Is Stateful Fuzzing Really Challenging?

Cristian Daniele
2024-06-12
Abstract:Fuzzing has been proven extremely effective in finding vulnerabilities in software. When it comes to fuzz stateless systems, analysts have no doubts about the choice to make. In fact, among the plethora of stateless fuzzers devised in the last 20 years, AFL (with its descendants AFL++ and LibAFL) stood up for its effectiveness, speed and ability to find bugs. On the other hand, when dealing with stateful systems, it is not clear what is the best tool to use. In fact, the research community struggles to devise (and benchmark) effective and generic stateful fuzzers. In this short paper, we discuss the reasons that make stateful fuzzers difficult to devise and benchmark.
Software Engineering,Cryptography and Security
What problem does this paper attempt to address?

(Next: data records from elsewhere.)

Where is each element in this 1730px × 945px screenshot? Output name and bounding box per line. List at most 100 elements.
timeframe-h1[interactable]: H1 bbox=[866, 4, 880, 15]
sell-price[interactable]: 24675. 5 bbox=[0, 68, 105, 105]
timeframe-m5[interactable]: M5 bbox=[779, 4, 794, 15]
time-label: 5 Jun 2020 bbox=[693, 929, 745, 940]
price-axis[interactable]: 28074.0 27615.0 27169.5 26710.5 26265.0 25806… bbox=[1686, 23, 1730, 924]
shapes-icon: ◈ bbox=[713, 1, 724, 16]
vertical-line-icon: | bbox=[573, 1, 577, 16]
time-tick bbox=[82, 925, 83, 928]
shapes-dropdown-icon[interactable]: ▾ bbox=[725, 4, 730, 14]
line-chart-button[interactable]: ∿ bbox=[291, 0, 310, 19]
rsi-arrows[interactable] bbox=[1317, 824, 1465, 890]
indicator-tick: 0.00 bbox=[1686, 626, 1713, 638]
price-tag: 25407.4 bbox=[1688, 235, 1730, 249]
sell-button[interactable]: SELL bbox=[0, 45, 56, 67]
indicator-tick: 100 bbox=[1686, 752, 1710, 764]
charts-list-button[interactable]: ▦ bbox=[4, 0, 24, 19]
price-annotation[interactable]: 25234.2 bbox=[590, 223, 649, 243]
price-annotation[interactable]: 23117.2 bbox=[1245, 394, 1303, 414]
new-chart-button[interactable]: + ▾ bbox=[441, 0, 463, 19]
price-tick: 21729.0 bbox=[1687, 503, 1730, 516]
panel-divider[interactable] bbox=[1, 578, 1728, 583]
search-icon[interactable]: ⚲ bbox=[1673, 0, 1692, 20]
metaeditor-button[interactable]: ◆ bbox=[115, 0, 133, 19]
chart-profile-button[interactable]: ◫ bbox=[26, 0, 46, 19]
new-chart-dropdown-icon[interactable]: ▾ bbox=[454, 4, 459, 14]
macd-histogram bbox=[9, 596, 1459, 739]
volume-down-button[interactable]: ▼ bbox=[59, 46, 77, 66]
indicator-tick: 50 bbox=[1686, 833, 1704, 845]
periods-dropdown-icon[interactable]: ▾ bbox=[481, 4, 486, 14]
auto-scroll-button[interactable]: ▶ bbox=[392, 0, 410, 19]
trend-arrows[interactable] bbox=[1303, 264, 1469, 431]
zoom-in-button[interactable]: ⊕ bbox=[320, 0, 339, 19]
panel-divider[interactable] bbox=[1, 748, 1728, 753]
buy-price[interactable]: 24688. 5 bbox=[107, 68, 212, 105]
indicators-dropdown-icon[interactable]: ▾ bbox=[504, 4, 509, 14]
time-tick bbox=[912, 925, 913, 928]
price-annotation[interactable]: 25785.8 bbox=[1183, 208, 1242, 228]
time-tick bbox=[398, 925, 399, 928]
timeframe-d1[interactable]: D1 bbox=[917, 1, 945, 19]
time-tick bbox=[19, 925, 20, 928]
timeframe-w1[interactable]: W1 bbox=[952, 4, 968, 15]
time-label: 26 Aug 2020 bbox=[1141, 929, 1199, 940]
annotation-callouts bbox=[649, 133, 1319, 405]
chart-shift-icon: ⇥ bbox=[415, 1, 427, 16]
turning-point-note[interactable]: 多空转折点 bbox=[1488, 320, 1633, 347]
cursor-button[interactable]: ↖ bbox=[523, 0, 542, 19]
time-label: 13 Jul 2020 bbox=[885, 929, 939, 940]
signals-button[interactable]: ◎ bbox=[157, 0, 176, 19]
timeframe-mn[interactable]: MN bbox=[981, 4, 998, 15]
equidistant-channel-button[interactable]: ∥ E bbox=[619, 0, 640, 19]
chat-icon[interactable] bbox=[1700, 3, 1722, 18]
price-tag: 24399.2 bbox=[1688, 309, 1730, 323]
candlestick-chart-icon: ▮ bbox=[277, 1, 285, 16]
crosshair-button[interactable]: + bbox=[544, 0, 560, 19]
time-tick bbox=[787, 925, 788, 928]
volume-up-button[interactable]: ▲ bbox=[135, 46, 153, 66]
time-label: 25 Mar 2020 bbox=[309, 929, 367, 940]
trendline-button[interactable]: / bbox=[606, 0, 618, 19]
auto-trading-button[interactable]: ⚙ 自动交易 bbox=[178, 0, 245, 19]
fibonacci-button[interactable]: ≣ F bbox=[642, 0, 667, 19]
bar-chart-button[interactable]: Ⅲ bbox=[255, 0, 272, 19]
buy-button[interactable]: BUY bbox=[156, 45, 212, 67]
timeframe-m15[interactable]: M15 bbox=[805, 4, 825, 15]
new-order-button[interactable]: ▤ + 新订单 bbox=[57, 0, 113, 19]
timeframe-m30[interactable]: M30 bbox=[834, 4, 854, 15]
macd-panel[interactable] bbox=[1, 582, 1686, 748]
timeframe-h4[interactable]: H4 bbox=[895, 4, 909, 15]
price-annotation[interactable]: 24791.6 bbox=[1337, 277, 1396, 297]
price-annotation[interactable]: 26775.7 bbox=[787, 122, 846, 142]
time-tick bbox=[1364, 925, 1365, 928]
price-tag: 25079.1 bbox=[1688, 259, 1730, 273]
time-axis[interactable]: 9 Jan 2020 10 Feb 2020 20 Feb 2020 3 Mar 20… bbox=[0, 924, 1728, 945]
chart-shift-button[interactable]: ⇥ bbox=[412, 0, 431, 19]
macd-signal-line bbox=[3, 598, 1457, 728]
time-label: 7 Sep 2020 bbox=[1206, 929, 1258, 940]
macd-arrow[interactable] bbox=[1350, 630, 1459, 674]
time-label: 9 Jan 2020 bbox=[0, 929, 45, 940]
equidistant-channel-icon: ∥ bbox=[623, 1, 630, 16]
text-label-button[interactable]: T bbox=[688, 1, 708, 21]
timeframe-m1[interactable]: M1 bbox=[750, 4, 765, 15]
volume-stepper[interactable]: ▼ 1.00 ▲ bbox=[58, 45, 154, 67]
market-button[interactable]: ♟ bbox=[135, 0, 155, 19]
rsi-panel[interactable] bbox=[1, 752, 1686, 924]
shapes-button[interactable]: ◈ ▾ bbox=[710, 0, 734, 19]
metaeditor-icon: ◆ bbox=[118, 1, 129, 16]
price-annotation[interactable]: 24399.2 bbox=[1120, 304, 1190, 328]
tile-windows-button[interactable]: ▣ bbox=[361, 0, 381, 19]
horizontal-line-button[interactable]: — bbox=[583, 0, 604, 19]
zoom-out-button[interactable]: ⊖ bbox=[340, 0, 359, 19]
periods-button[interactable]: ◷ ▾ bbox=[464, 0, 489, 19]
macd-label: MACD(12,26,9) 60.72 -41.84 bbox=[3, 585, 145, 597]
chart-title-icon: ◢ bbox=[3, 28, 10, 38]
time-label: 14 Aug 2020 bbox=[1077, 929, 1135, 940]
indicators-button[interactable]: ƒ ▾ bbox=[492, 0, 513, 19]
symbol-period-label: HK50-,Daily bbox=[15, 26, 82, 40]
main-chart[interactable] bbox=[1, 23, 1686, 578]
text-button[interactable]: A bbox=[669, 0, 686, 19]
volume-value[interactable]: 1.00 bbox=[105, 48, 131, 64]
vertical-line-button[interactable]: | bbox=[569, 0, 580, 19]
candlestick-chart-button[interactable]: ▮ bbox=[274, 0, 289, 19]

The paper primarily explores the challenges faced by stateful fuzzing and the difficulties in its benchmarking. Specifically: 1. **Research Background and Motivation**: Fuzzing techniques are highly effective in discovering software vulnerabilities, especially when dealing with stateless systems. However, when it comes to stateful systems, existing tools and techniques often perform poorly. This paper aims to discuss why designing and benchmarking effective stateful fuzzing tools is so challenging. 2. **Difference Between Stateless and Stateful Fuzzing**: Stateless fuzzing tools (such as AFL and its variants) can achieve good code coverage by mutating a single message. In contrast, stateful fuzzing needs to consider both the content of the messages and their sending order to theoretically achieve 100% coverage. This makes stateless fuzzing tools less effective on stateful systems. 3. **Limitations of Stateless Fuzzing Tools**: The authors detail the main shortcomings of stateless fuzzing tools when dealing with stateful systems, including the inability to transmit messages over a network, the need to restart the System Under Test (SUT) after each message is sent, and the inability to mutate the order of messages. 4. **Strategies for Handling Stateful Systems**: Fuzzing methods for stateful systems can be broadly divided into two categories—methods that bypass stateful characteristics and methods that directly handle stateful characteristics. The former attempts to make stateless fuzzing tools partially applicable to stateful systems through preprocessing or adding loops; the latter achieves comprehensive testing of stateful systems by sending complete interaction sequences. 5. **Benchmarking Challenges of Stateful Fuzzing**: Current stateful fuzzing tools lack a unified evaluation standard, particularly in monitoring state coverage. Additionally, different stateful fuzzers may excel in exploring state models or specific state tests, so benchmarking results may be influenced by the characteristics of the system under test. In summary, the paper attempts to reveal the core challenges in the field of stateful fuzzing and provides references for future research directions.